Этот худенький темноглазый умный мальчик неотлучно был с ним рядом с самого поступления в корпус. Никиту это не раздражало, хотя и слегка удивляло. По его мнению, Миша, сразу показавший блестящие способности в иностранных языках, много и с удовольствием читавший, прекрасно ладивший со сверстниками, мог выбрать себе более подходящее знакомство, чем дикарь из смоленской глуши. Кроме того, Никита быстро понял, что и физической силой своего нового друга Мише пользоваться не нужно: здесь же, в корпусе, но тремя курсами старше учился ещё один Иверзнев – Пётр, Мишин брат, по прозвищу Геркулесыч, снискавший себе славу первого корпусного силача. Тронуть хотя бы пальцем Геркулесычева младшего брата не рискнул бы никто. В конце концов Никита вынужден был поверить, что Миша Иверзнев дружит с ним «просто так».
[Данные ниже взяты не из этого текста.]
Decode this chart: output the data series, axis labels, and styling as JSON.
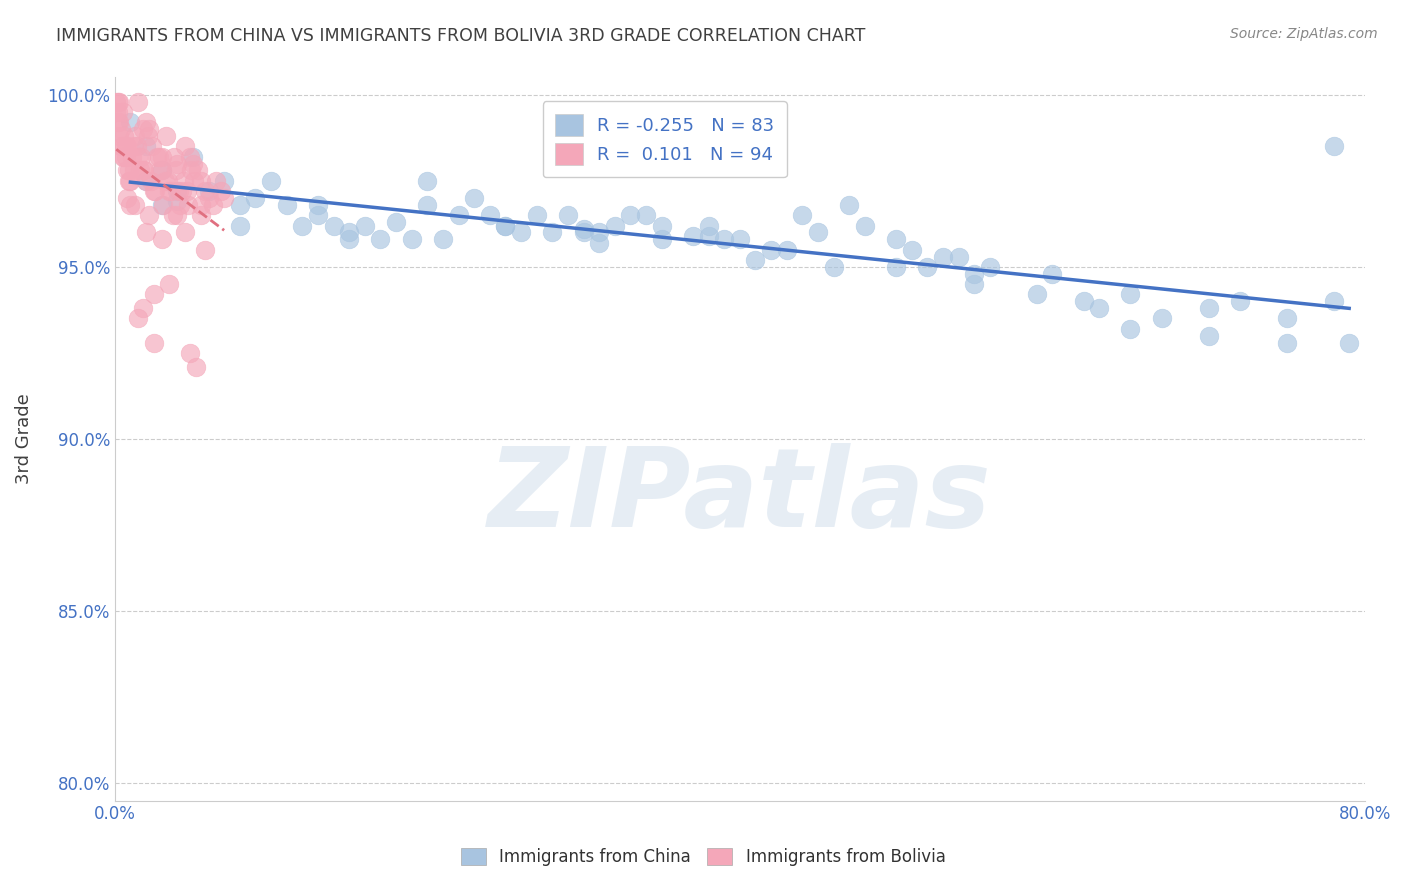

В первую же неделю пребывания Никиты в корпусе его попытались «осадить». Третьекурсник Свиридов, большелобый рыжий парень с тусклым взглядом голубоватых глаз, покосившись в столовой на широкоплечего новичка, командным голосом приказал:

– Ну-ка, воробей, назовись!

– Кадет Закатов, – спокойно и слегка удивлённо отозвался Никита. Вызывающий тон рыжего третьекурсника его не задел: он подумал, что, возможно, в корпусе принято такое обращение старших к младшим.

– Поди сюда, сопля! Да живо, на всех четырёх!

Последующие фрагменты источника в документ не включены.